Nach Informationen von stern und Panorama stützt die Bundesanwaltschaft ihre Anklage nicht nur auf die Aussage des UN-Mitarbeiters Carl Campeau, der im Prozess als Zeuge geladen ist. Die Ermittler stießen in sozialen Medien auf Einträge, in denen Suliman al-S. als "Abu Adam" angesprochen wird - von unterschiedlichen Personen.

Suliman al-S. wollte zunächst "im Dschihad sterben"

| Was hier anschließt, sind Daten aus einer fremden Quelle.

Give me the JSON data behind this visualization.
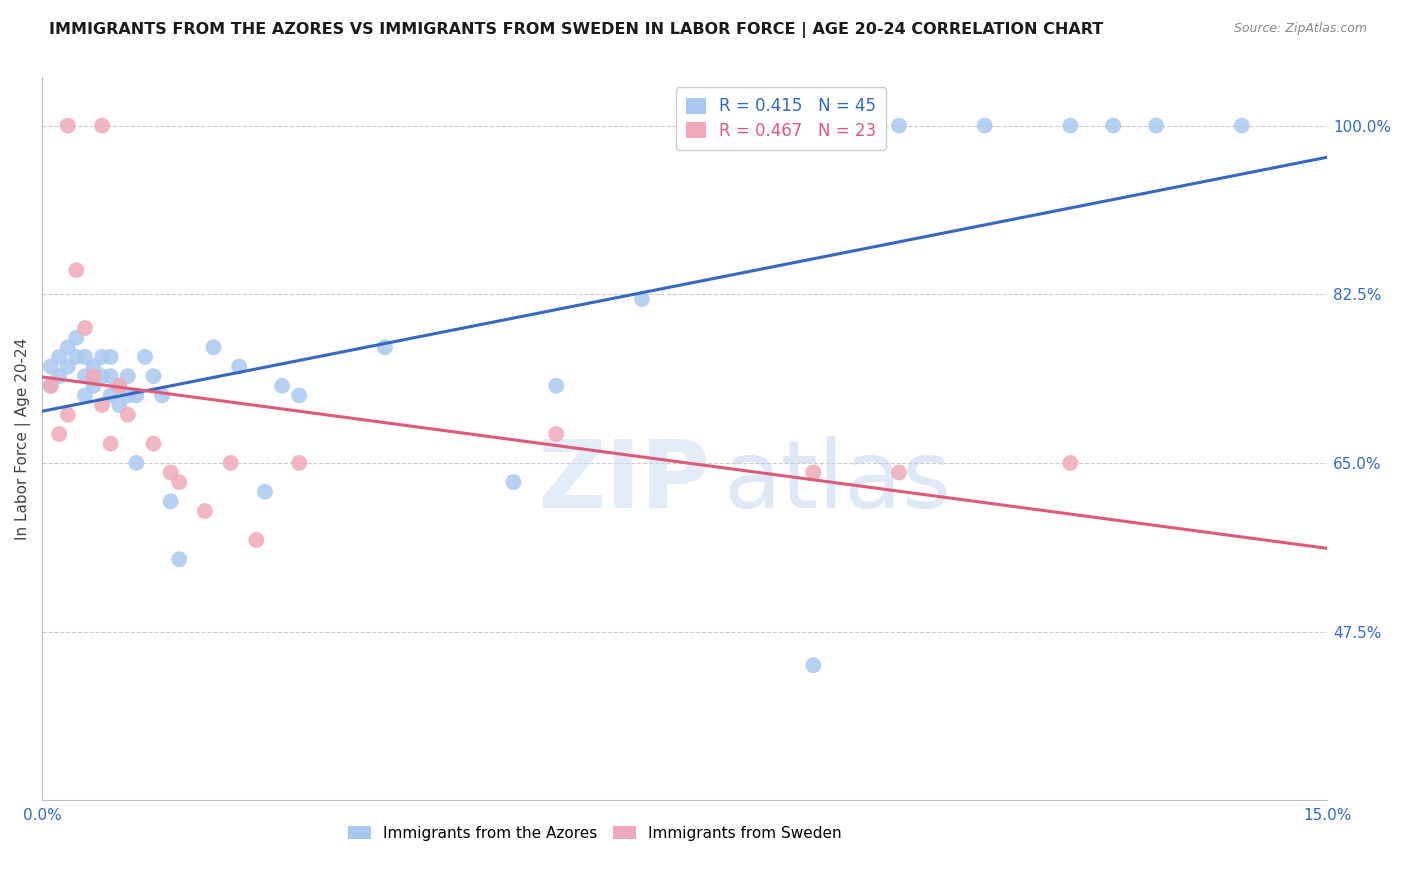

Schon bevor die Geisel Carl Campeau im Herbst 2013 aus der Gefangenschaft entkommen konnte, ist auch Suliman al-S. aus Syrien ausgereist. Im August 2014 erreicht er dann Italien - von Libyen aus mit einem Motorboot - und wenig später per Zug Deutschland. Während seiner Flucht äußert sich Suliman al-S. auf Facebook erst einmal radikal. "Meine Absicht ist, im Dschihad zu sterben, um mich von meinen Sünden reinzuwaschen", schreibt er auf Facebook. Auf der Seite eines Bekannten gibt er einem Foto mit der Fahne der al-Nusra-Front ein "like". Später postet er auf seiner Facebookseite, dass der Weg zu Gott lang sei und man "wie eine Schildkröte" voranschreite. "Der Zweck ist es nicht, am Ende des Weges anzukommen, sondern während des Weges zu sterben."

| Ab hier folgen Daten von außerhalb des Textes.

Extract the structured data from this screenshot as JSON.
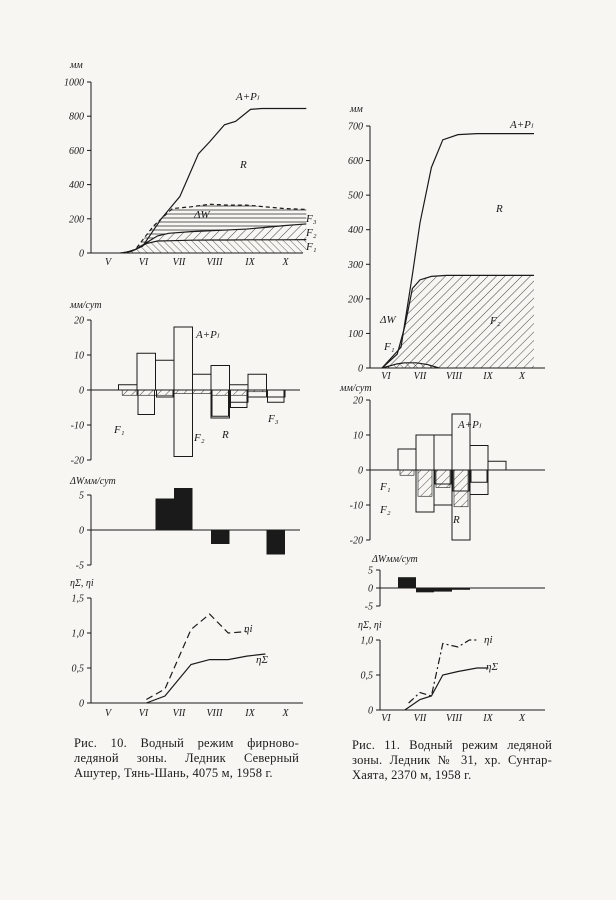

"Der war doch der Traum aller Schwiegermütter."

In Deutschland lebt Suliman al-S. zuerst in einer Flüchtlingsunterkunft bei Kaiserslautern und zieht im März 2015 in den Rems-Murr-Kreis. Im Deutschkurs fällt er als disziplinierter Schüler auf. Die Leiterin der Schule ist nicht grundsätzlich gut auf Schüler aus dem arabischen Raum zu sprechen. Suliman al-S. aber, erzählt sie Panorama am Telefon, habe sie als "höflich und eher zurückhaltend" wahrgenommen. Seine Festnahme hat sie überrascht: "Der war doch der Traum aller Schwiegermütter."

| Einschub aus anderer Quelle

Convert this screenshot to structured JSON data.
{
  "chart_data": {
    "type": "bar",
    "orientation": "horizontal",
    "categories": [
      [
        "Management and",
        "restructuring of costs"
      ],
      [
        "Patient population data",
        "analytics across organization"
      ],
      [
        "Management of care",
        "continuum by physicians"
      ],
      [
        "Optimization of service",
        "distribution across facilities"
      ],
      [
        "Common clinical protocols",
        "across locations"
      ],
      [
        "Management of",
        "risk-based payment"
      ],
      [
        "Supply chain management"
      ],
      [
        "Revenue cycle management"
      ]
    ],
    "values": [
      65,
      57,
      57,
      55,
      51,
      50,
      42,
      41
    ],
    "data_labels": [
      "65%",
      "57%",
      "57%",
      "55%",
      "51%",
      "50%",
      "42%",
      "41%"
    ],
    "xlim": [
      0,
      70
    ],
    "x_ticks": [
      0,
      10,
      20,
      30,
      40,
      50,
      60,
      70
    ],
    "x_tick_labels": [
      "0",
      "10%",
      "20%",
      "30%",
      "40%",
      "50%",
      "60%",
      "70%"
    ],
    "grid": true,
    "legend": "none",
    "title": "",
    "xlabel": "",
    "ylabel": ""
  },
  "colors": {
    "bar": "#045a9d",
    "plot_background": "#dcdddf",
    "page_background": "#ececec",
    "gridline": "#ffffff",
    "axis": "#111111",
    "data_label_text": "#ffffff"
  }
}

Suliman al-S. holte im August 2015 mit Hilfe von Schleusern seinen Vater und seine drei Schwestern nach Deutschland. Und die Ermittler stoßen auf Chats, die nahe legen, dass Suliman al-S. in Deutschland ein neues Leben begonnen hat. Anhaltspunkte dafür, dass Sulaiman al-S. in Deutschland Terrortaten plante, gibt es nicht. Einem Freund, der vom Leben im Jenseits schwärmt, antwortet er: "Gut, dass du mich nicht siehst, während ich Hasch rauche oder mit einem Mädchen ...!" Dahinter setzt er einen Smiley und schreibt: "Es ist so gewollt!"